Novel ini, yang kepenulisannya masih diperdebatkan, menceritakan pendirian Dinasti Zhou (1046 – 256 SM) dengan melibatkan dewa-dewa, termasuk menempatkan Ne Zha sebagai jenderal pelopor yang pemarah dan bersenjatakan tombak untuk raja Zhou.
Penggambaran Ne Zha dalam novel tersebut menunjukkan integrasinya yang lengkap ke dalam mitologi Taois, di mana ayahnya bukan lagi Raja Surgawi, melainkan seorang ahli sihir Taois, dan gurunya juga merupakan dewa Taois. Transisi ini menjadikan Ne Zha sebagai representasi sastra dari ekologi religius dan filosofis pada masa Dinasti Ming Tiongkok (1368-1644).
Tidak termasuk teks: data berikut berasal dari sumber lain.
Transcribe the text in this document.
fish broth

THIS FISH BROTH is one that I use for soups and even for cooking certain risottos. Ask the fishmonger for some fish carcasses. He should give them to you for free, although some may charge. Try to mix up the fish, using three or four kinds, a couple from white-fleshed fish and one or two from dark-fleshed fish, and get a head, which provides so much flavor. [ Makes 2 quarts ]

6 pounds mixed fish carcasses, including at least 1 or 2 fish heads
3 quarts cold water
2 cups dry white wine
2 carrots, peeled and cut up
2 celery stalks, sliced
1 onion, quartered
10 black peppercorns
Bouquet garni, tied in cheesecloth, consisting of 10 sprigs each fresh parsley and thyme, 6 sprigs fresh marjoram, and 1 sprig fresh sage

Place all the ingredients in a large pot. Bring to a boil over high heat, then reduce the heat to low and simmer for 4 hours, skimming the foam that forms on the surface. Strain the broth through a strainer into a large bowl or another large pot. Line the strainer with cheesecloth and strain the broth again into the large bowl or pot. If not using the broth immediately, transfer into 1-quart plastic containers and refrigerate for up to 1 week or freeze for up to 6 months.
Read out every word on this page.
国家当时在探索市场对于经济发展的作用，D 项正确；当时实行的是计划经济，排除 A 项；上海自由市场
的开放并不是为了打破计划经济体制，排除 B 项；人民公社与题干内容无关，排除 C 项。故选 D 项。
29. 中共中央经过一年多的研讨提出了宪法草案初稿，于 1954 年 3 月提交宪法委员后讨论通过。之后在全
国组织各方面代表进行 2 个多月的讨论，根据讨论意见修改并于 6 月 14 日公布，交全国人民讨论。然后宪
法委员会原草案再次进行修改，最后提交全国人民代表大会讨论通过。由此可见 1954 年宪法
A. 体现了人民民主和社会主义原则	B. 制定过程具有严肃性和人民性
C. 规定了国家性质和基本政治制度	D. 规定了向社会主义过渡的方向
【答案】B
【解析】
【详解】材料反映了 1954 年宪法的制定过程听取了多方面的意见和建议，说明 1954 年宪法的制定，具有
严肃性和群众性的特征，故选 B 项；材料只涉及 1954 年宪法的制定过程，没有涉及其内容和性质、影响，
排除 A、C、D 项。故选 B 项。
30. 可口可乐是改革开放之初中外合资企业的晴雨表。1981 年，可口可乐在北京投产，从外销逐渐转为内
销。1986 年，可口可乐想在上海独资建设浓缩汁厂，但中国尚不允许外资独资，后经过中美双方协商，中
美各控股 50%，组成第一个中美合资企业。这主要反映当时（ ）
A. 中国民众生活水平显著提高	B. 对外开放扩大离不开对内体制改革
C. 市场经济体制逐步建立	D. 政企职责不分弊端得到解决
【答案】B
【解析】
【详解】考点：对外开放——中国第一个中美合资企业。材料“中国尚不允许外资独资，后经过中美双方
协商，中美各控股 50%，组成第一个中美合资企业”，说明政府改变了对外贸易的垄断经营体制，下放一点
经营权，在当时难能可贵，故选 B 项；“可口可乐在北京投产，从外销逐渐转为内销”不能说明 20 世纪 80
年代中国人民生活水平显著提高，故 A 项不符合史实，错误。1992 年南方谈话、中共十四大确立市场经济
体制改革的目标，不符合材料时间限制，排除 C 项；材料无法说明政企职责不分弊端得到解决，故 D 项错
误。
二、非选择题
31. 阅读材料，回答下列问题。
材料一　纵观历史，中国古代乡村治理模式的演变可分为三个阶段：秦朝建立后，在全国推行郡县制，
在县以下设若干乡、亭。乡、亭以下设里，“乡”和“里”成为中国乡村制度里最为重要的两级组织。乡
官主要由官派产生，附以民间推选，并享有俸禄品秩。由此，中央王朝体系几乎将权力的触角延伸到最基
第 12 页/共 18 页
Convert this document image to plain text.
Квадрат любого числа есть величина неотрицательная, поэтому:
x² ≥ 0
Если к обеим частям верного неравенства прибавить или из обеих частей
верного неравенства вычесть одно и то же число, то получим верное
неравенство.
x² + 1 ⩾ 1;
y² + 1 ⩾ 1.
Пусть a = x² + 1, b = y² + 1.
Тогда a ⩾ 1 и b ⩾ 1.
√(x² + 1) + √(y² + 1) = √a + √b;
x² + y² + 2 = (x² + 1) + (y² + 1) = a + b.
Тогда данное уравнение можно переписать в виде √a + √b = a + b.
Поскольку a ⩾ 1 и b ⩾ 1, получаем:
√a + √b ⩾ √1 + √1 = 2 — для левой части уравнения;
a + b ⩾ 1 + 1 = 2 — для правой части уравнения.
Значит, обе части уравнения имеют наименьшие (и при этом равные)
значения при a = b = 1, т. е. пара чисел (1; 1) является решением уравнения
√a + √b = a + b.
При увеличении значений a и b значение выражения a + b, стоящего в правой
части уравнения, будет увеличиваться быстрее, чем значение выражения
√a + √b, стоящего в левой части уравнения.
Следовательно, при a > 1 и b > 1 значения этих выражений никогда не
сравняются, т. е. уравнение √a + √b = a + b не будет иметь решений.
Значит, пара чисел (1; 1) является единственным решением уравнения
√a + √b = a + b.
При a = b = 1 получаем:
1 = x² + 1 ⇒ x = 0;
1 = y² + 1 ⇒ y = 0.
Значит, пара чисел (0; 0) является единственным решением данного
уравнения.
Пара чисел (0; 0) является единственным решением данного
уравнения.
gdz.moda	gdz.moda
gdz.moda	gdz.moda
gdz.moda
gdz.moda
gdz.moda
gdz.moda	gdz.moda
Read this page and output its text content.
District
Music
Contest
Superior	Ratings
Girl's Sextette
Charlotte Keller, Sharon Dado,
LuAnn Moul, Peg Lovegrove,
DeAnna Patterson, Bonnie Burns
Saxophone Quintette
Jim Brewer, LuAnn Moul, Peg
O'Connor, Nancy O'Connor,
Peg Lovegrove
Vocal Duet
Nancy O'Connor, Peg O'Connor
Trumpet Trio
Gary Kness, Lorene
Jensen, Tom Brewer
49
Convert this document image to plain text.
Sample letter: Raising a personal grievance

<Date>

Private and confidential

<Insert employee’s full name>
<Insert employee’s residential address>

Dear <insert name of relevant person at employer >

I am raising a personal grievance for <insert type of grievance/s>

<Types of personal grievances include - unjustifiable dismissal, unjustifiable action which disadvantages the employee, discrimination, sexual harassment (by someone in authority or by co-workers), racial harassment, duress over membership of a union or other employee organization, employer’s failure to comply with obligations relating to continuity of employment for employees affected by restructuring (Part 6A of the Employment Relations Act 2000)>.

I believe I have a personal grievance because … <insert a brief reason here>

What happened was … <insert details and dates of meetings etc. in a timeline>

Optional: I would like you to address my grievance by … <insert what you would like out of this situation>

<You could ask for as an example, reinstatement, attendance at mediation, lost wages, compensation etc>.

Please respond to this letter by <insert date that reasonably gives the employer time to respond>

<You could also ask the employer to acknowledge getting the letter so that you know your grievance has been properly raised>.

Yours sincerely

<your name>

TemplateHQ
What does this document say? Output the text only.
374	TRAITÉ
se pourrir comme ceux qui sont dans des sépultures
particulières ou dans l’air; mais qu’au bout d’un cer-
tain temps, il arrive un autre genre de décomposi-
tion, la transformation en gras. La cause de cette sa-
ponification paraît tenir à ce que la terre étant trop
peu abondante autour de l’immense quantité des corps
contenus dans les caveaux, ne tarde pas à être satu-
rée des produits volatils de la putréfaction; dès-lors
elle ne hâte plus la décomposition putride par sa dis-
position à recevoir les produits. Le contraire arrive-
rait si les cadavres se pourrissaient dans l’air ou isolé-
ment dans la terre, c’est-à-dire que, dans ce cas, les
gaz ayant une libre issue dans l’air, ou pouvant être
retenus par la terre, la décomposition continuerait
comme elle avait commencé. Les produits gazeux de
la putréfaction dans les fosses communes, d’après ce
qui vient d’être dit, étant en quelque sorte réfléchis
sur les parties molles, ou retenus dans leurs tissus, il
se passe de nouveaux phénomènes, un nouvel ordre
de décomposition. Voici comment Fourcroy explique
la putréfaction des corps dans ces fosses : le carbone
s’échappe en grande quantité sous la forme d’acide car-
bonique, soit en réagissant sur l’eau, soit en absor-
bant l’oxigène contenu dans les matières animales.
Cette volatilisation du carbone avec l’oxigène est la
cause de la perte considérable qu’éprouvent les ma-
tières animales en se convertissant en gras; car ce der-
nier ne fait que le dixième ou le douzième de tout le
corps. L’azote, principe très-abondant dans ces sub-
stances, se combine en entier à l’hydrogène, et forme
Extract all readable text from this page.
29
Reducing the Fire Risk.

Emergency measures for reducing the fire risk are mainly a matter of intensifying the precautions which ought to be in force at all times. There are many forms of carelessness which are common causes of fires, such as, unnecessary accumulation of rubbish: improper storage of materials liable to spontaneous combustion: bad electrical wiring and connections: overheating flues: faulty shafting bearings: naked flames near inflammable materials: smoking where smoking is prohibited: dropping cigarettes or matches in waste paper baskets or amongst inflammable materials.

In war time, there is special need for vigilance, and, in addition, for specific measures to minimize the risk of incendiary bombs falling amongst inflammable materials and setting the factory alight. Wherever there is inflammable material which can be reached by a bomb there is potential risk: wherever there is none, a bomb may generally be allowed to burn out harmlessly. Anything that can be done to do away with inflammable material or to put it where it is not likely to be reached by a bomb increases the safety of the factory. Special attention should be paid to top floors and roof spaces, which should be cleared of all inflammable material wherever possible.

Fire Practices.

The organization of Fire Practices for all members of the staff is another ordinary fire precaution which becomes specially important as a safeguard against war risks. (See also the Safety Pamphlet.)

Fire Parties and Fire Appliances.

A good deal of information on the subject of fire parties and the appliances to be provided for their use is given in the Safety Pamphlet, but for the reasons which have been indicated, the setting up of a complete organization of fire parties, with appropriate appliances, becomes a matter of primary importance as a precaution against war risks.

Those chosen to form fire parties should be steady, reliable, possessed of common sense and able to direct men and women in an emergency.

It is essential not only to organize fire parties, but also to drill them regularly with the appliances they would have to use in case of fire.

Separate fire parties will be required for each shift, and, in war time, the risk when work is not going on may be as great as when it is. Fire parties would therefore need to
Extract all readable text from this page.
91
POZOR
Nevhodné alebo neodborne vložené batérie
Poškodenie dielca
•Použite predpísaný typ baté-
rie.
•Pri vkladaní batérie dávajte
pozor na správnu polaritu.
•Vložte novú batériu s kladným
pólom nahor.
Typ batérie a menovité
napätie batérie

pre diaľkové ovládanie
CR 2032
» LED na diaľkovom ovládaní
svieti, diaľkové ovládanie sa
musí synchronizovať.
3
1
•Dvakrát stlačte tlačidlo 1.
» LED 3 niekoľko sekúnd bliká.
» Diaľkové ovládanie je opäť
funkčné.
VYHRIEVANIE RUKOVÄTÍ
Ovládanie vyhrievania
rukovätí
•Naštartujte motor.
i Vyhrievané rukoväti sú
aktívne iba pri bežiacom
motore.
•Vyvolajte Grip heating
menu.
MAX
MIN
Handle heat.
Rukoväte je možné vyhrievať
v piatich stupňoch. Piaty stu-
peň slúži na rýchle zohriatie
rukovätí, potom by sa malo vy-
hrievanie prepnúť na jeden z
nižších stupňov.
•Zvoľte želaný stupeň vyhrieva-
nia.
Sejak abad ke-11, agama Buddha, Konfusianisme, dan Taoisme telah terjalin erat dalam budaya, sosial, dan politik Tiongkok. Bahkan, Kaisar Xiaozong dari Song (memerintah 1162-1189) pernah membandingkan ketiga sistem ini dengan kaki-kaki ding perunggu, sebuah wadah seremonial yang melambangkan otoritas politik dan budaya.
Saat ini, interpretasi baru dari tokoh-tokoh tradisional seperti Ne Zha kembali populer, terbukti dari kesuksesan komersial film Ne Zha 2 dan video game pemenang penghargaan Black Myth: Wukong, yang diadaptasi dari kisah Raja Kera.
Sama seperti Investiture of the Gods yang memberikan gambaran tentang Tiongkok abad ke-17, kreasi abad ke-21 ini juga menawarkan cara unik untuk memahami nilai-nilai sosial kontemporer.
Contohnya berupa penekanan pada kekerabatan dan cinta yang menjadi pendorong utama dalam plot film dan video game, yang mungkin menandakan kembalinya nilai-nilai tradisional dalam masyarakat Tiongkok.
Kesuksesan box office yang luar biasa dari Ne Zha 2 adalah hasil dari ribuan tahun integrasi budaya, menjadikannya bukti kemenangan akulturasi.